The Euribor seems to have peaked. With the rates of the European Central Bank frozen after the October meeting, this mortgage index has stagnated at values close to 4%. And there are many who wonder if now could be a good time to take out a variable mortgage, the price of which could be affordable if the Euribor changes trend and returns to near its historical average (around 2%).

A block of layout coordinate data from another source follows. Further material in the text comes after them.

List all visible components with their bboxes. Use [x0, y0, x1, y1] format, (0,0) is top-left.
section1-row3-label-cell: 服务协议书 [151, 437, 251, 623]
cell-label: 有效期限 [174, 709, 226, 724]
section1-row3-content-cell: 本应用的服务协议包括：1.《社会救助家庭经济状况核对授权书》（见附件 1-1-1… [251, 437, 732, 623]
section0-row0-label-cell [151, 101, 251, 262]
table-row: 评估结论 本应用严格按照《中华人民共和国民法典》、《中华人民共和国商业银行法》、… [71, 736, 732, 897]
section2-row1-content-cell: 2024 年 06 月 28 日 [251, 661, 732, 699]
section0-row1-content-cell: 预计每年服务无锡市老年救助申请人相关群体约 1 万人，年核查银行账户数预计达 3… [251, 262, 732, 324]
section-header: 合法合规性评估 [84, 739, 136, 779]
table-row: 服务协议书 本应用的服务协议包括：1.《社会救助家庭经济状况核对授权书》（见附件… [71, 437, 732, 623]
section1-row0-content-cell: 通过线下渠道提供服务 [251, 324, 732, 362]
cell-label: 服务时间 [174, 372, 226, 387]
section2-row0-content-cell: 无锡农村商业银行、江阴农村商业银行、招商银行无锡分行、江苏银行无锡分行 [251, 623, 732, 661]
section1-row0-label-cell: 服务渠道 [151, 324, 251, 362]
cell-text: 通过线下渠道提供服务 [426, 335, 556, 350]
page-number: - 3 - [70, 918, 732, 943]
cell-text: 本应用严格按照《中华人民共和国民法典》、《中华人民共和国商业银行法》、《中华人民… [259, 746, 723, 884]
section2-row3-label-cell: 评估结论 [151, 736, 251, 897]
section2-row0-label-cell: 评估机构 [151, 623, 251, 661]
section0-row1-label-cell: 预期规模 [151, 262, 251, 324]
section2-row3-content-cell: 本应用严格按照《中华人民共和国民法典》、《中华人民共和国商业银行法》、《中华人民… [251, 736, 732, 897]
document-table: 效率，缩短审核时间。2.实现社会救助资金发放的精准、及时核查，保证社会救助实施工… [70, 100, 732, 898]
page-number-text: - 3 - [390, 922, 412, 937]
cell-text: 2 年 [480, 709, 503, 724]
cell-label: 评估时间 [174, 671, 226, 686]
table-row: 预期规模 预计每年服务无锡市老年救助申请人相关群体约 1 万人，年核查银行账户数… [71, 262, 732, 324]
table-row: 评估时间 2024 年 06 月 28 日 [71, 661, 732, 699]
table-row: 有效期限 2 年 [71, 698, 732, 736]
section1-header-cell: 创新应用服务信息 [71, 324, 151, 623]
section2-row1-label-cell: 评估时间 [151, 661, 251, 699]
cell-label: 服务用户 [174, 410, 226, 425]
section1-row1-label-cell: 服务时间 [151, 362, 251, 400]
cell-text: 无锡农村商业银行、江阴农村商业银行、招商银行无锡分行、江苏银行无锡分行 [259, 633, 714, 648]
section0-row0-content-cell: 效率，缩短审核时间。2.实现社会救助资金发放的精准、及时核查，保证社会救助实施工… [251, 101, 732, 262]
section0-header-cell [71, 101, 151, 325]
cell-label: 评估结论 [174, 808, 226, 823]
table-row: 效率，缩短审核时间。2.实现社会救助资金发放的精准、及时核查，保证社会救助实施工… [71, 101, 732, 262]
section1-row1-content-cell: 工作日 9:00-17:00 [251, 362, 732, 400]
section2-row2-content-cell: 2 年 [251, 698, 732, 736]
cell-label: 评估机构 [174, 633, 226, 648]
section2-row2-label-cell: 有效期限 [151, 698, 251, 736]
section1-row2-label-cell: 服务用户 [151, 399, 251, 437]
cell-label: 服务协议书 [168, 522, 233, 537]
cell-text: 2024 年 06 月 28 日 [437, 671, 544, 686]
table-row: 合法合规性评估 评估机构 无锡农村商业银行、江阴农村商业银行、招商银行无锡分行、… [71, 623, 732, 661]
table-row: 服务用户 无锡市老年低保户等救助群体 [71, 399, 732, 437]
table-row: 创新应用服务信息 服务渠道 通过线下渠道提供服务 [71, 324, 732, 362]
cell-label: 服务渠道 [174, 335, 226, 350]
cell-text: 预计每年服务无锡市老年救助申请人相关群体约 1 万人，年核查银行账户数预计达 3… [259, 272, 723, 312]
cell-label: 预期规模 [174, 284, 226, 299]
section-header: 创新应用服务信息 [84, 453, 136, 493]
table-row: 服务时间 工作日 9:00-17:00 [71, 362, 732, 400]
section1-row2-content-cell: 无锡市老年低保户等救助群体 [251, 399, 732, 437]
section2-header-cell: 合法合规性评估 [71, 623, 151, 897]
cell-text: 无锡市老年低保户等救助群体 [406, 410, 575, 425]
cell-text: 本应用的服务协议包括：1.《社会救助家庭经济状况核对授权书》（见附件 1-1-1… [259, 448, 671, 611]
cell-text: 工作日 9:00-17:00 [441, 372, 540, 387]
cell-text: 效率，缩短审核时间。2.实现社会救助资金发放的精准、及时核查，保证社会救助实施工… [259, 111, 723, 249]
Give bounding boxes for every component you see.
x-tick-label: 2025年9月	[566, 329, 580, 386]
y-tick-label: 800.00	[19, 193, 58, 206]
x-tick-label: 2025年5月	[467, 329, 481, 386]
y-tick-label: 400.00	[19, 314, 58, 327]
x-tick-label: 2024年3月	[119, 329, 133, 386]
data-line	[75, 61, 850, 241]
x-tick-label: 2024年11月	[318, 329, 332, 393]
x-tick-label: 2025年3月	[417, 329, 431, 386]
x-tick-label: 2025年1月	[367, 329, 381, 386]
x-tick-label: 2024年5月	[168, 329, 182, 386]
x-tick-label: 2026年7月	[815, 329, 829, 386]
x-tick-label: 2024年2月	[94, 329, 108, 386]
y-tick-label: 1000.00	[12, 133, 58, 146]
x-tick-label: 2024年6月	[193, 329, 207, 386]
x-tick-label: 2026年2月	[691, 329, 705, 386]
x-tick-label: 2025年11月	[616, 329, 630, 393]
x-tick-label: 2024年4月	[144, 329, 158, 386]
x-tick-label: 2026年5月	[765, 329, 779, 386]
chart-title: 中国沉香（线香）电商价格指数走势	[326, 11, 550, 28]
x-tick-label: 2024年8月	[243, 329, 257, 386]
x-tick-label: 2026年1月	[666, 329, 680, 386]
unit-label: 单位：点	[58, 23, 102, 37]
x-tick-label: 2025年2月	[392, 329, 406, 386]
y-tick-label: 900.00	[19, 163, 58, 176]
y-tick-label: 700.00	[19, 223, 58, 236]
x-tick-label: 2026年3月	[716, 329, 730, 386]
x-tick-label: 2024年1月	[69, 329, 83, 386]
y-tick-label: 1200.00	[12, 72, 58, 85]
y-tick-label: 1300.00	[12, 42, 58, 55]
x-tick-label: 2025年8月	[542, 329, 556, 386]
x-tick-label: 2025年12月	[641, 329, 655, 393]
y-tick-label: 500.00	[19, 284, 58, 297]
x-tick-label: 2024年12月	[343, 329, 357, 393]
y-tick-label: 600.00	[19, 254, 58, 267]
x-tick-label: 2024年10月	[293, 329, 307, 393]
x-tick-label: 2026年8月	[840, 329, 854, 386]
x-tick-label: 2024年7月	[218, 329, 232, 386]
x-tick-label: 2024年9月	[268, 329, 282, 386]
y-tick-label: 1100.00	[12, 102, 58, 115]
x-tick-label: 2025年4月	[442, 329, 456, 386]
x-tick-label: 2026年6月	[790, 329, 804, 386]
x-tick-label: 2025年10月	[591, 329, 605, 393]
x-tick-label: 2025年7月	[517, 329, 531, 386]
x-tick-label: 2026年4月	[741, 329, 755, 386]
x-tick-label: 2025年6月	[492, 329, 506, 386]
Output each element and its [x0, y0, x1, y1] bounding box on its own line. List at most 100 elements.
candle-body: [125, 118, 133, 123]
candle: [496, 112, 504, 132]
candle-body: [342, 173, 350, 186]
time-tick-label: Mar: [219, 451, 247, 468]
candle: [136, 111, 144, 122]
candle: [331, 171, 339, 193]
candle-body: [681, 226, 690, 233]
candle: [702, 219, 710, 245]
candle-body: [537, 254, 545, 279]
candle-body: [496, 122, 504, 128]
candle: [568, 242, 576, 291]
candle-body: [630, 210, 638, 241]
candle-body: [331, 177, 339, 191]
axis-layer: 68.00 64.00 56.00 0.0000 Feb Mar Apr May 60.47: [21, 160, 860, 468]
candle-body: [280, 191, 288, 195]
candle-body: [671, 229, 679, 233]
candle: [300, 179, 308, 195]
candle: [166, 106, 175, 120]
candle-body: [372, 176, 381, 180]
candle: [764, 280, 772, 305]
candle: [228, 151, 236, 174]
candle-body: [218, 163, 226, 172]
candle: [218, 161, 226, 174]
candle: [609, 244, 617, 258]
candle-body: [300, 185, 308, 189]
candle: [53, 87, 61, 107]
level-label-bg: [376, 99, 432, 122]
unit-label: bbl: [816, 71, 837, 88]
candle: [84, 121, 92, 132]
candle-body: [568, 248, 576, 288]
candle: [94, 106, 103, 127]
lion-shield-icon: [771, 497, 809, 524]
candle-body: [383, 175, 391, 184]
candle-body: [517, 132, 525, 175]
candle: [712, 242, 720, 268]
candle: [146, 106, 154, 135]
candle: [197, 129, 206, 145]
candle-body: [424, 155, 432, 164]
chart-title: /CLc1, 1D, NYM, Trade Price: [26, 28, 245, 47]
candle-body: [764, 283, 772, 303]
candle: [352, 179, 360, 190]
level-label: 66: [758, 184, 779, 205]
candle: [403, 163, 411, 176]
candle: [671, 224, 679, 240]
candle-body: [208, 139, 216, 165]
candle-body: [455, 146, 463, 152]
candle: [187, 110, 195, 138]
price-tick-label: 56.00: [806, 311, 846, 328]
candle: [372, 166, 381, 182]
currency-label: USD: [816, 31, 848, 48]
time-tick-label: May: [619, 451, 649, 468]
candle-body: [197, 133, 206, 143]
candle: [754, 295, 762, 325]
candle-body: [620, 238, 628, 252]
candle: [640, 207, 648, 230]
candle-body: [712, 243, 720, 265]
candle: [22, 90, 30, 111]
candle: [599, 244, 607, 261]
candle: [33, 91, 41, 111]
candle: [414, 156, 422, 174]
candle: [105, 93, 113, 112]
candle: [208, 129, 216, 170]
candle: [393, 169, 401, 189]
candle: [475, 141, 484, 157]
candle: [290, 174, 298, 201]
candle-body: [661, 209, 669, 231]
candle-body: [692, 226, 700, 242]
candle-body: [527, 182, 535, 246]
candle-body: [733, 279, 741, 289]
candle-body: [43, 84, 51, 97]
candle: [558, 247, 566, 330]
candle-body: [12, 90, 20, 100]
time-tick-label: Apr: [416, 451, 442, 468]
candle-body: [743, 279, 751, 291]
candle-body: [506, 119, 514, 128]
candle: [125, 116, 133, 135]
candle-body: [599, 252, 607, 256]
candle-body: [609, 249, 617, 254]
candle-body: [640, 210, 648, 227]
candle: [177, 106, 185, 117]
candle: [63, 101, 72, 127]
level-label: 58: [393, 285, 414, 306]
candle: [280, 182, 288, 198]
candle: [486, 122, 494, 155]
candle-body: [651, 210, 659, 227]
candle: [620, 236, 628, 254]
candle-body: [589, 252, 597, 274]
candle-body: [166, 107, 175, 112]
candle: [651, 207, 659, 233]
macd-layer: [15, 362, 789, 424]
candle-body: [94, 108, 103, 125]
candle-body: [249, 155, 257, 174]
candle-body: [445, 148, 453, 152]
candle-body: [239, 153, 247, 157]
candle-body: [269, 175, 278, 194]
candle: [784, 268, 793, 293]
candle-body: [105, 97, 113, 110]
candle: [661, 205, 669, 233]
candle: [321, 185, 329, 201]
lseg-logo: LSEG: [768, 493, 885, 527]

But is it really worth getting a variable rate mortgage? Or is it better to opt for the security of a fixed interest rate? According to the financial comparator HelpMyCash.com, the customer who wonders if Is a fixed or variable mortgage better? You must calculate how much you would pay in fees with both modalities and assess, with the data in hand, which of these two options best suits your risk tolerance.
Calculate the fixed mortgage payment
For example, let’s say that a client wants to take out his mortgage loan with BBVA. The Fixed Mortgage of the Basque entity has an interest from 2.90% for a term of up to 15 years or from 3% if it is returned in between 16 and 30 years, which can be obtained in exchange for domiciliating the payroll or pension and hiring home insurance and amortization insurance with the bank.
If this person needs an average amount of 150,000 euros to be repaid in up to 30 years and meets the bonus requirements proposed by BBVA, their interest will be 3%. Consequently, he will pay fees of 632.41 euros per month. Since its type will be fixed, The amount of your monthly payments will never changewhatever happens with the Euribor.